Write Better CloudFormation Templates

At Gerald we heavily use CloudFormation to deploy our cloud infrastructure. Our backend architecture is fairly complex with a lot of moving parts. From API servers to Big Data Engines and Data Science components, everything is deployed using cloudformation which integrates seamlessly with our CI/CD pipelines. The benefits of using cloudformation which is an Infrastructure as a Code service provided by AWS is huge.

A few things that I love about using CloudFormation.

Track your Infrastructure via version control since CFN templates are just .yaml or .json files.
Easy to replicate. Since CFN templates are just text files you can easily create replicas of your existing infrastructure to create new AWS environments.
Easily integrates with CI/CD tools and pipelines ❤️.

I want to write a few good practices that me and my team follows while working with CloudFormation. These practices have helped us to write better cloudformation templates and deploy more often with extra confidence. Let’s start 🏁

Don’t provide a Resource Name

… If it is not required. A lot of CFN resources have a Name or a similar attribute which is used to give a logical name to a resource. One major problem that comes if you provide a static value for that would be that CFN cannot replace that resource if needs to while updating.

Resources:
  APIDockerRepository:
    Type: AWS::ECR::Repository
    Properties:
      RepositoryName: "api-repository"
      SomeOtherAttribute: "value"

Let’s say to perform an update on this ECR Repository CFN needs to replace it and create a new one in its place. In the above case, CFN won’t be able to do that since the RepositoryName has a static value. Why? To understand that you need to know how CFN updates resources.

Whenever you make a change to a CFN Stack, CFN will first decide whether it can just update the existing resource or does it need to create a new one and replace the existing one with it.

In the case when it can just update the existing resource, it will do that and remember that action as well as the previous state of that resource. In case it needs to perform a Rollback it will undo the updates performed on that resource and will restore its previous state.

Now in the case when it cannot update the existing resource and it needs to create a new one. CFN will create a new resource and replace the existing one with the new one. It will remember the previous resource and its state just in case it needs to perform a Rollback. In the case of a Rollback, it will delete the newly created resource and bring back the one that was deleted (in most of the cases).
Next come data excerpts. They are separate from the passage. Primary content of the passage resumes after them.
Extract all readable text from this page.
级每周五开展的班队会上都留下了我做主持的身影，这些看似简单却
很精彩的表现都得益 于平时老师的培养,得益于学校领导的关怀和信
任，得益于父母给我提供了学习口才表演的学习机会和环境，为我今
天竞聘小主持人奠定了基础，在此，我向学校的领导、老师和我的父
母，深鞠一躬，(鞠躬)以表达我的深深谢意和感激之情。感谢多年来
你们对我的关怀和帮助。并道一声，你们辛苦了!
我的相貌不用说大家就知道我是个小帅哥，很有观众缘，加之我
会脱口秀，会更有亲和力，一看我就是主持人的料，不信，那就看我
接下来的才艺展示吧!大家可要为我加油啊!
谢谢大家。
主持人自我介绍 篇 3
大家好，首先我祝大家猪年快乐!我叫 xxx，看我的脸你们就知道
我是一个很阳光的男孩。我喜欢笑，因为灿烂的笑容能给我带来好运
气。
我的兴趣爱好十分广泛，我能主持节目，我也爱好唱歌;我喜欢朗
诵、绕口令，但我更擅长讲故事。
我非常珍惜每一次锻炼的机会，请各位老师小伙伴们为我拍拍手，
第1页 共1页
Now here’s the thing, to replace the ECR repository with a new one, CFN will try to create a new repository with the same attributes and one of the attributes is RepositoryName which has a static value of api-repository. Now, if you’ve worked with ECR, you might know that you cannot have two repositories with the same name. So when CFN tries to create a new ECR repository, it fails as ECR throws an error “Repository already existed”.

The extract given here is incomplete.